France borrowing for 50 yrs to tap investors tired of no yield


French bonds fell as investors awaited the government’s sale of ultra-long securities.
The planned issue of 20- and 50- year debt, which will be conducted via banks and may price on Tuesday, was announced by the French Treasury. The nation is looking to raise longer-term funds to benefit from the euro zone’s low interest rates, while investors will likely be attracted to the bonds to lock in better returns than are available on shorter-dated securities. More than a third of the region’s bonds now yield less than zero.
Ultra-long maturities such as 50-year debt aren’t eligible for the European Central Bank’s quantitative-easing asset-buying program, which has helped depress yields on shorter-term bonds. Only Ireland and Belgium have debt maturing later than France’s planned issue.
“They want to lock in low funding costs,” said Martin van Vliet, senior interest-rate strategist at ING Groep NV in Amsterdam. “The timing is right” with the ECB set to maintain its easy monetary policy, he said.
The decline in French bonds was part of a broad-based selloff in European debt markets, with longer-dated maturities bearing the brunt of the losses.

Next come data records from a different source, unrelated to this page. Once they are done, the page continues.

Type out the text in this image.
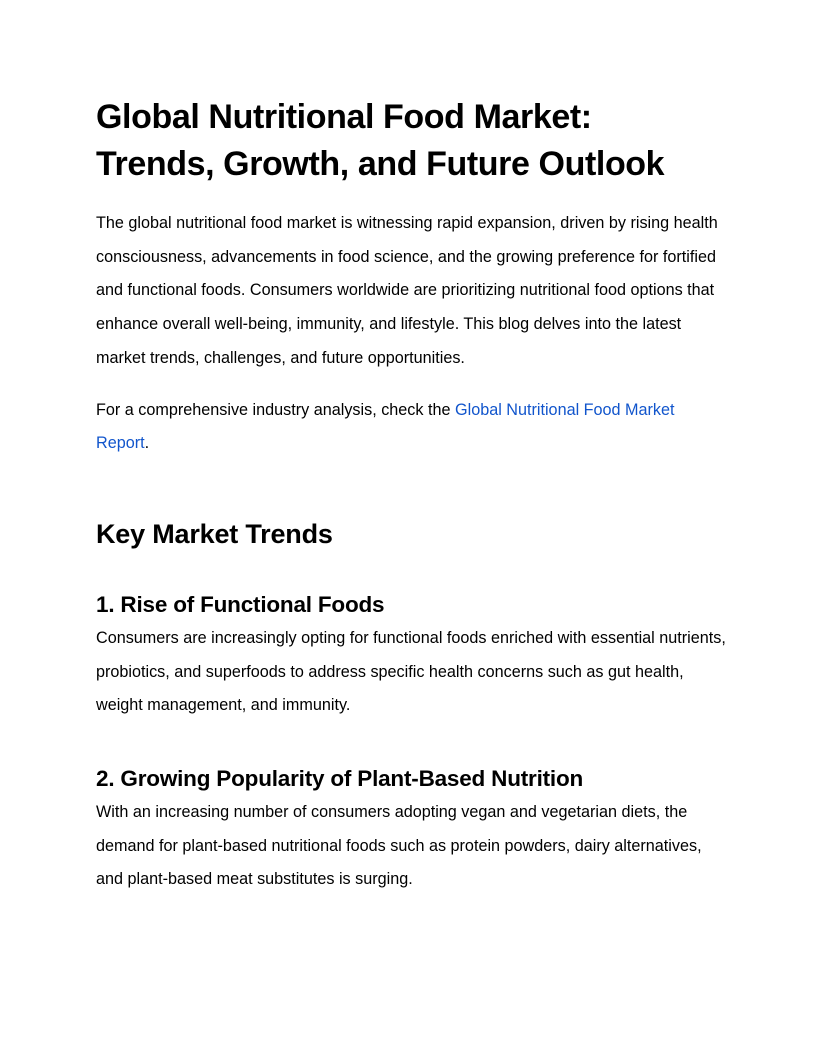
Global Nutritional Food Market:
Trends, Growth, and Future Outlook

The global nutritional food market is witnessing rapid expansion, driven by rising health consciousness, advancements in food science, and the growing preference for fortified and functional foods. Consumers worldwide are prioritizing nutritional food options that enhance overall well-being, immunity, and lifestyle. This blog delves into the latest market trends, challenges, and future opportunities.

For a comprehensive industry analysis, check the Global Nutritional Food Market Report.

Key Market Trends
1. Rise of Functional Foods

Consumers are increasingly opting for functional foods enriched with essential nutrients, probiotics, and superfoods to address specific health concerns such as gut health, weight management, and immunity.

2. Growing Popularity of Plant-Based Nutrition

With an increasing number of consumers adopting vegan and vegetarian diets, the demand for plant-based nutritional foods such as protein powders, dairy alternatives, and plant-based meat substitutes is surging.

France’s 30-year bond yield rose six basis points, or 0.06 percentage point, to 1.47 percent as of 11 a.m. London time, having climbed earlier to 1.48 percent, the highest since March 23. The 3.25 percent security due in May 2045 fell 1.71, or 17.10 euros per 1,000-euro ($1,142) face amount, to 141.92.
The yield on the nation’s debt due in April 2060 climbed six basis points to 1.69 percent, after rising Monday by the most since March 2.